No temporary, logical or otherwise, is created. No elision occurs.

This return value is available in the returned context in main . You can call its .ephemeral() operation. At the end of the full-expression, it goes out of scope, unless you "store" it in a A const& (reference lifetime extension kicks in) or in a A&& (ditto) or in an auto const& or auto&& variable like this:

auto&& a = make_A(1, 2);
a.ephemeral();

Still, in the above case, no copy occurs.

None of these actions can cause a copy under the standard.
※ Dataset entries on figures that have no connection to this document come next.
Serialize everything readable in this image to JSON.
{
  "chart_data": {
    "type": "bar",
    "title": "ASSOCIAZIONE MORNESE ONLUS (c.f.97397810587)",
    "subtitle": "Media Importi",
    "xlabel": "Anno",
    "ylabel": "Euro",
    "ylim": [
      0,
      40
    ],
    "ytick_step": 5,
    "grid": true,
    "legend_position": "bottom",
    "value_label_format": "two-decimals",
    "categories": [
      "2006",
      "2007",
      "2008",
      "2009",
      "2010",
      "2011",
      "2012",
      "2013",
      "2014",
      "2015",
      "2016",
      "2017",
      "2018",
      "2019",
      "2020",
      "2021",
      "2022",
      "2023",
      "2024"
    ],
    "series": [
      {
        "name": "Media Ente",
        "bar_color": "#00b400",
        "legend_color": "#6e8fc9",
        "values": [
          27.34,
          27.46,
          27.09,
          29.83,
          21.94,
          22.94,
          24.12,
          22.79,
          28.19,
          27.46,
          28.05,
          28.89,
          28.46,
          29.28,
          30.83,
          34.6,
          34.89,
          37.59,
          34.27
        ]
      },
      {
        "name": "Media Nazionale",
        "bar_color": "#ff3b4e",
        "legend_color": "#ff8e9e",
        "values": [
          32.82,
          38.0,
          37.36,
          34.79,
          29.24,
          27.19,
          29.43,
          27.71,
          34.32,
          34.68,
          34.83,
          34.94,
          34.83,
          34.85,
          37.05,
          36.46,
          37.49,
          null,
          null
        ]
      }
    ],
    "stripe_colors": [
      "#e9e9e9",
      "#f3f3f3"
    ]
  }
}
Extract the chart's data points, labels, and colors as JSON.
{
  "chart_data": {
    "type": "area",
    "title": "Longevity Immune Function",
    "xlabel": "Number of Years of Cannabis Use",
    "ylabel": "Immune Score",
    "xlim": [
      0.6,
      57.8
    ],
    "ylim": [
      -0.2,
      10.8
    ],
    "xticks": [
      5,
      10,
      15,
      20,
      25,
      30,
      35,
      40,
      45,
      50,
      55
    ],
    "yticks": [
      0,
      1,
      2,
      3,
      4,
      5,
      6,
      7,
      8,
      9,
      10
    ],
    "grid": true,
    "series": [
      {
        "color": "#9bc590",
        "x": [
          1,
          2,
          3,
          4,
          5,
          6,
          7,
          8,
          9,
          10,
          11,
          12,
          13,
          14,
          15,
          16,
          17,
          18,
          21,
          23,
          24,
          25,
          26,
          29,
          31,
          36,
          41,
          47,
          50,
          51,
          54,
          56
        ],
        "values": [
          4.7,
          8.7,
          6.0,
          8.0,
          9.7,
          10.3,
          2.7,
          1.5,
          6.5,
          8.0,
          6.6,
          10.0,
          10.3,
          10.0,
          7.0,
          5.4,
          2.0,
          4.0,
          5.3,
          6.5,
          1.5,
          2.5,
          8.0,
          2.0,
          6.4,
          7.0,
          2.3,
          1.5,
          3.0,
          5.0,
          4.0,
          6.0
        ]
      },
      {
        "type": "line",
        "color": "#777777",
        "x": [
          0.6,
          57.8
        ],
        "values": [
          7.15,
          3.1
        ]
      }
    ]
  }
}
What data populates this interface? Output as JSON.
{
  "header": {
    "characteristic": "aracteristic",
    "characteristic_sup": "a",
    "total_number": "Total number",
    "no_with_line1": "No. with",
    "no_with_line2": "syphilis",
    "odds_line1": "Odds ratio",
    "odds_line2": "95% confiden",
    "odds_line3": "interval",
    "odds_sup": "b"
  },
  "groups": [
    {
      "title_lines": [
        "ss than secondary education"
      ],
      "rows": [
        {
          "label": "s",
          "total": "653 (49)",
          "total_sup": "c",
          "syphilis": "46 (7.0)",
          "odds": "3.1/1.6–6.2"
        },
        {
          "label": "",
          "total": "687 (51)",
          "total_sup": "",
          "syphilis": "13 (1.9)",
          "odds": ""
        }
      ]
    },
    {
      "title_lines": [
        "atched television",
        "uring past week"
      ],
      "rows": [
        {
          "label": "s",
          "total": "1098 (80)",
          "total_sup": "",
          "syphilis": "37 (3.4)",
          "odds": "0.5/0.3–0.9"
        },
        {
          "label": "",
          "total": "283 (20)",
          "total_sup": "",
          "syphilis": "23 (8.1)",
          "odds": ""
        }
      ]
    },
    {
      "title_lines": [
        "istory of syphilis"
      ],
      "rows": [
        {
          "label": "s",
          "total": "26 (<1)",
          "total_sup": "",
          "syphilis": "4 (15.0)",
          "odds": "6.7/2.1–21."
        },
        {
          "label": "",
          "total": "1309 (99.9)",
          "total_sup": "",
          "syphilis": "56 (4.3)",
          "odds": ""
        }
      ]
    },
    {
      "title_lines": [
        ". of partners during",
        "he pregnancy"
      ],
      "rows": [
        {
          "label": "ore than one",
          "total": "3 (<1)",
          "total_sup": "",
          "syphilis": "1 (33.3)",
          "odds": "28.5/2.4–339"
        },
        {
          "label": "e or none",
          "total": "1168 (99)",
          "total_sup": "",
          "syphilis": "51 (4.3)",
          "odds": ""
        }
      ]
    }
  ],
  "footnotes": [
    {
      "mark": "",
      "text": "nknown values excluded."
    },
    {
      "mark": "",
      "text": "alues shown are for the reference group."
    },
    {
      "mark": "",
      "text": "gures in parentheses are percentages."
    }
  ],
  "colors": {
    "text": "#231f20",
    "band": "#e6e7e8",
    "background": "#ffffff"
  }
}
You are correct in some cases copy construction can be elided out of existence. Elision is when two objects have their identity and lifetimes merged. So if make_A read:

A make_A(int a, int b){
  A r{a,b};
  return r;
}

r could be elided into the return value. Here, however, the compiler would demand that A(A const&) or A(A&&) be defined, so it would not compile with your A . In practice, once it checked that they are defined, it wouldn't call them because the r within make_A would be elided to be the same object as the return value of make_A .

Similarly,

A a = make_A(1,2);

the temporary returned by make_A is elided to be the same as the named variable a . Elision is transient, so this could also elide together a variable within make_A . In this case, you also need A(A&&) or A(A const&) to exist.

By deleting the move/copy ctors, they cannot be called, so the object cannot be copied. Only one destructor can be called per constructor (barring manual construction or destruction).

If the code tries to call them, it will generate an error at compile time.

---

In C++17 you can even return A(a,b); and a similar guarantee occurs.

You can also A a = make_A(1,2); and a similar guarantee occurs.

This is described as "guaranteed elision", but rather it turns some operations into "descriptions of how to construct something".

So there are cases where you'll be able to do things that required move or copy ctors in C++03 or C++11 or C++14 but in C++17 now do something similar to "elision" and no longer require the move or copy ctors.